We’ve been talking about how community management is as much of an internal process as it is external for a while now, but I was glad to see some affirmation of our argument from Quy Huy and Andrew Shipilov on the Harvard Business Review blog yesterday:
Firms that lack leaders with social media skills are often tempted to outsource community management to outsiders, such as web development firms or advertising agencies. Unfortunately, this increases the risk of failure. The problem is that when community development is outsourced, the organization doesn’t learn and people inside communicate like they always did, even though the use of social media might have speeded up internal communication and flattened the hierarchies. As a result, the company is often very different from the face it portrays online, which almost always gets discovered.
A better solution is to bring in new leaders who do understand social media, which some companies do through acquisition.
The concept is also presented Lee Bryant’s Social Business Inside and Out presentation, in which Bryant compares companies who are only social on the outside to buildings that put up shiny decorations—they may attract people to your organization, but once people get up close, they will see the same cold, hard exterior walls of every other building.
In essence, it’s a facade.
The challenge is in implementation
But even if we accept that social practices between members of an organization are just as vitally important as social practices between orgs and customers, we’re still left with the long and arduous task of shifting industrial business practices to social business practices.
While Bryant and other social business leaders talk about moving social change from the edge through dedicated grassroots efforts, Huy and Shipilov suggest that we start with the middle.
To inject passion and manage inter-generational diversity, top executives should also think about co-opting a group of middle managers into using social media. In a previous research (see HBR article “In Praise of Middle Managers“), it has been found that co-opted middle managers who are trusted by their colleagues help executives implement innovative ideas because they know the “hot buttons” of their group.

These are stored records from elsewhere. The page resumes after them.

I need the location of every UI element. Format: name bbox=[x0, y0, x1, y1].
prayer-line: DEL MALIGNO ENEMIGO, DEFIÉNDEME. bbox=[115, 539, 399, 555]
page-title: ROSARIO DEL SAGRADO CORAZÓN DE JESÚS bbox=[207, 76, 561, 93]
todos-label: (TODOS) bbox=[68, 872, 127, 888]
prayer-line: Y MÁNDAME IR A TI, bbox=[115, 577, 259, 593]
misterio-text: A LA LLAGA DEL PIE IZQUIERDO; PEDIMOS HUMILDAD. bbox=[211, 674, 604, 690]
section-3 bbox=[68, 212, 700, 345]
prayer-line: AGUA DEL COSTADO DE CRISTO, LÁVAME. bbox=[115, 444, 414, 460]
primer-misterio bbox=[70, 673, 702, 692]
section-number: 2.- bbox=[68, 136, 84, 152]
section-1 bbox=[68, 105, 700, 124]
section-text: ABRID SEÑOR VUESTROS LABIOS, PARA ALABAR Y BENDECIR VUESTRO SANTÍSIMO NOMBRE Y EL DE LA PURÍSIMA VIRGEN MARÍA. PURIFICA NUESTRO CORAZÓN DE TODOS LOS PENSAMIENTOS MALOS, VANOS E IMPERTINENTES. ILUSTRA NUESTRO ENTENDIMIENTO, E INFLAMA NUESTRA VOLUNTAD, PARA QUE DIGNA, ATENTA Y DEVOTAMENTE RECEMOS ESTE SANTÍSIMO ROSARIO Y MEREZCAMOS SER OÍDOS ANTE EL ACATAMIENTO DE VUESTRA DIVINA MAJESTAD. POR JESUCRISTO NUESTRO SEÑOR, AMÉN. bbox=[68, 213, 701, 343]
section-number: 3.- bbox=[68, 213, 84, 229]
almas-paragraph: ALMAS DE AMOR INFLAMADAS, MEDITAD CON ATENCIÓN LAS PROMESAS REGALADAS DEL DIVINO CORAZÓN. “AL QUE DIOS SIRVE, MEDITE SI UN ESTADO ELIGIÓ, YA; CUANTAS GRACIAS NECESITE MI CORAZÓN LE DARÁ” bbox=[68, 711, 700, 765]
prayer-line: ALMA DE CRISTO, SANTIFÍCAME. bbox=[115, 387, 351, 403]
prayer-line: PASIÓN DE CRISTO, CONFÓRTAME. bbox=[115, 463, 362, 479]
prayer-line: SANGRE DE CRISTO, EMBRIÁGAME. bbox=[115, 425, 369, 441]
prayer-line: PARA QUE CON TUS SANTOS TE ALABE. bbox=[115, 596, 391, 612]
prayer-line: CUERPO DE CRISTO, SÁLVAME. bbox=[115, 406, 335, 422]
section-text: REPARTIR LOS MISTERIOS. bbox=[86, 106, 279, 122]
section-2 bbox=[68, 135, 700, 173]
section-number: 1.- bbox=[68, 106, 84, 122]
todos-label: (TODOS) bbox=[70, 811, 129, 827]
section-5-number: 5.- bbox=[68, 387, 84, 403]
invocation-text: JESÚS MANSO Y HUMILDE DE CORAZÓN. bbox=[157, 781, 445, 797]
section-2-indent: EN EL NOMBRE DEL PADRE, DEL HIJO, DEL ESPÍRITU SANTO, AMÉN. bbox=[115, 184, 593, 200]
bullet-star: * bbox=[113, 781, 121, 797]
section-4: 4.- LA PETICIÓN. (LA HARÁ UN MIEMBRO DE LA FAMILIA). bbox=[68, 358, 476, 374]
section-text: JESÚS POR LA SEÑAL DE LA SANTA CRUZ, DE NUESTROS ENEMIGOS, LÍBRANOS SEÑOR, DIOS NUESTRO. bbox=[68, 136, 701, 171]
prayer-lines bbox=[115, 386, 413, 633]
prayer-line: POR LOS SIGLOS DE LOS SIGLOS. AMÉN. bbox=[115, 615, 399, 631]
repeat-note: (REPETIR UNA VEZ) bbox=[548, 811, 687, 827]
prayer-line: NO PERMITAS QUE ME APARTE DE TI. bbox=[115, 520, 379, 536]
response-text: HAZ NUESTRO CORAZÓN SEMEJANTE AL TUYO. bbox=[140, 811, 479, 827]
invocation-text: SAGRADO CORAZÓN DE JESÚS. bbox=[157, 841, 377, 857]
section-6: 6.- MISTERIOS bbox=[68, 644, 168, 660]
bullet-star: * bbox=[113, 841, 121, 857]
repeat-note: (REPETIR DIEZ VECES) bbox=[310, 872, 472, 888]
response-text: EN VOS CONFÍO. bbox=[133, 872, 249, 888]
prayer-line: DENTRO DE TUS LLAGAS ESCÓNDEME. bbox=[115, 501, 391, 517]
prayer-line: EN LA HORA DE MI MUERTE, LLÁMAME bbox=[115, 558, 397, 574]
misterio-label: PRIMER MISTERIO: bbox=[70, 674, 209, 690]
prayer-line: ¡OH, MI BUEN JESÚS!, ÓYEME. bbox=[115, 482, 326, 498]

It’s not as simple as “injecting” passion
There are a few fundamental assumptions that are going on here. First, Huy and Shipilov assume that we can simply “inject passion” into our organizations. While they reference John Hagel and John Seely Brown work, they miss the point that, as Hagel and Brown write,
We can pursue the passion that has lurked inside since our childhoods, bring it to the surface, and nurture it. This might mean that we redesign our careers, change fields, pursue reduced workloads, or develop the parts of our jobs that are truly meaningful and satisfying.
All this to say it’s difficult to inject a passion for accounting in someone whose real love in life is creative writing.
If you want to develop the passion of your workforce, you will most likely find that many people’s passions don’t line up with their job descriptions. If you want to increase passion among your workforce, you’re going to need to take a flexible approach to how you define job function (ideally this should start with your hiring practices; if you hire people who are passionate about what they do, there’s no need to inject it later). You will also need to take the time to help individuals focus on finding and developing what they enjoy doing in their current positions.
So it’s less like “injecting” and more like “cultivating.”
Co-opt less, Listen more
Secondly, the article seems to suggest that executives can simply co-opt middle managers to help them implement a defined plan.
While I agree that there should be a senior executive who is in charge of thinking horizontally across an organization, and while I agree that senior-level buy-in is vital, the process of change itself has to be informed and guided from the bottom up.
This means that executives must start not with co-opting, but with listening to their managers. What are their needs? What are their direct reports’ needs? How might those be solved, not by some group of social media buzzwords, but by altering work processes to make them inherently more social?
If the goal is to embrace the power of social interaction for the good of our organizations, then we must acknowledge that social organizations are flatter than industrial organizations. In social organizations, the value of the people doing work surpasses the work itself. In social organizations, the importance of title is second to the work that you actually can produce and your professional reputation for doing so.
This is to say that you can’t change an organization to be more social through the hierarchical methods just as you can’t interpret new paradigms with old ones (at least, that’s what Kuhn thought).
So what now?
As we go forward, it’s my hope that the first organizations who make the difficult switch from industrial enterprise to social business might give us a glimpse into what sorts of processes are successful in inacting such wide-sweeping change. Until then though, it seems like we should focus on investigating what’s different with this shift than other organizational shifts that preceeded it.
Because when we understand what the shift is really all about, then we can avoid the temptation to apply old systems to new processes, and we can increase our chances at success.